To find out more, please run python3 train.py -h
.
usage: train.py [-h] --train TRAIN [--valid VALID] --vocab VOCAB [--norm NORM]
[--mapping MAPPING] --model_dir MODEL_DIR
[--eval_secs EVAL_SECS] [--encoder_units ENCODER_UNITS]
[--encoder_layers ENCODER_LAYERS] [--use_pyramidal]
[--decoder_units DECODER_UNITS]
[--decoder_layers DECODER_LAYERS]
[--embedding_size EMBEDDING_SIZE]
[--sampling_probability SAMPLING_PROBABILITY]
[--attention_type {luong,bahdanau,custom}]
[--attention_layer_size ATTENTION_LAYER_SIZE] [--bottom_only]
[--pass_hidden_state] [--batch_size BATCH_SIZE]
[--num_channels NUM_CHANNELS] [--num_epochs NUM_EPOCHS]
[--learning_rate LEARNING_RATE] [--dropout DROPOUT]
Listen, Attend and Spell(LAS) implementation based on Tensorflow.
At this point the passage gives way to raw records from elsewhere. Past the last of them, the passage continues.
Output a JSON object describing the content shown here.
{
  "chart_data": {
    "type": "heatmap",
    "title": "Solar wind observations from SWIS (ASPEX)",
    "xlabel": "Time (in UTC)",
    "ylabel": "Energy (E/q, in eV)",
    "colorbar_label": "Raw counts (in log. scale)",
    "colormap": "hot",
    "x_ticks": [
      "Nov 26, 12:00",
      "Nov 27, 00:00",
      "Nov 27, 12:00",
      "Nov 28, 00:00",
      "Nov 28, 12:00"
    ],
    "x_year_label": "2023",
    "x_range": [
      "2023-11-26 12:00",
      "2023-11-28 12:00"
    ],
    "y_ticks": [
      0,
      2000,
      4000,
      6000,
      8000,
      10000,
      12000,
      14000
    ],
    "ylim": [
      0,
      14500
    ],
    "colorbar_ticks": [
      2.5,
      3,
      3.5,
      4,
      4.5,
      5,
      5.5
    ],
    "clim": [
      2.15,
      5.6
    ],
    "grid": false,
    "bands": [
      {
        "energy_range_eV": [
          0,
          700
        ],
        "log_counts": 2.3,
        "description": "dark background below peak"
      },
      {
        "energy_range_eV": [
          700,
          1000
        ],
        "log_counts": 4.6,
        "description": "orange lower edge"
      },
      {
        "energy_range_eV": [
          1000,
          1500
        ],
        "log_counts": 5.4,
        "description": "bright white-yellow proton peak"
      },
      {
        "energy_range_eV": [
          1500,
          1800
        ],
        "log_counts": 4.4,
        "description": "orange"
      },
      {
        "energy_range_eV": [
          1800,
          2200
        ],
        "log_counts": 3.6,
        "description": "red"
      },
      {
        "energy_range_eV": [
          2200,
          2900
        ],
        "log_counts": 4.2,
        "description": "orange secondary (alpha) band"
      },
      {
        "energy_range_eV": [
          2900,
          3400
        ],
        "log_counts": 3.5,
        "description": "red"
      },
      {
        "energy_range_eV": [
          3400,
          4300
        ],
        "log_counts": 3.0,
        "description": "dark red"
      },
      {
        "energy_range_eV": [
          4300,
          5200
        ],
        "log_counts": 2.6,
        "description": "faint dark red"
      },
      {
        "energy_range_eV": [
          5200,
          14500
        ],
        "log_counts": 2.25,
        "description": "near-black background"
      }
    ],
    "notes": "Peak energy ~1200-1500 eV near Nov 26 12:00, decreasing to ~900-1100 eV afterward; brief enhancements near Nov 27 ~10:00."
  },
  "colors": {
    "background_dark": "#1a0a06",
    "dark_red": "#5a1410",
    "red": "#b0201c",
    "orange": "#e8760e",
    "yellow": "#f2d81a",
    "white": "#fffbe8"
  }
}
The model
utilizes input pipeline and estimator API of Tensorflow, which makes the
training procedure truly end-to-end.
optional arguments:
-h, --help show this help message and exit
--train TRAIN training data in TFRecord format
--valid VALID validation data in TFRecord format
--vocab VOCAB vocabulary table, listing vocabulary line by line
--norm NORM normalization params
--mapping MAPPING additional mapping when evaluation
--model_dir MODEL_DIR
path of saving model
--eval_secs EVAL_SECS
evaluation every N seconds, only happening when
`valid` is specified
--encoder_units ENCODER_UNITS
rnn hidden units of encoder
--encoder_layers ENCODER_LAYERS
rnn layers of encoder
--use_pyramidal whether to use pyramidal rnn
--decoder_units DECODER_UNITS
rnn hidden units of decoder
--decoder_layers DECODER_LAYERS
rnn layers of decoder
--embedding_size EMBEDDING_SIZE
embedding size of target vocabulary, if 0, one hot
encoding is applied
--sampling_probability SAMPLING_PROBABILITY
sampling probabilty of decoder during training
--attention_type {luong,bahdanau,custom}
type of attention mechanism
--attention_layer_size ATTENTION_LAYER_SIZE
size of attention layer, see
tensorflow.contrib.seq2seq.AttentionWrapperfor more
details
--bottom_only apply attention mechanism only at the bottommost rnn
cell
--pass_hidden_state whether to pass encoder state to decoder
--batch_size BATCH_SIZE
batch size
--num_channels NUM_CHANNELS
number of input channels
--num_epochs NUM_EPOCHS
number of training epochs
--learning_rate LEARNING_RATE
learning rate
--dropout DROPOUT dropout rate of rnn cell
With the help of tensorflow estimator API, you can launch tensorboard by tensorboard --logdir=MODEL_DIR
to see the training procedure.
If you intend to use LAS architecture and not vanilla seq2seq model,
use --use_pyramidal --pass_hidden_state --bottom_only
flags combination.
Rerun of train.py
would result in most of parameters restored from original run.
Thus, if you wish to override this behaviour, delete hparams.json
file.
This codebased has been used to train models referenced in our paper. It also can be used to replicate results on sequence level accuracies and word error rates. For frame level accuracies computations we used a Jupyter Notebook that is not included in this repository.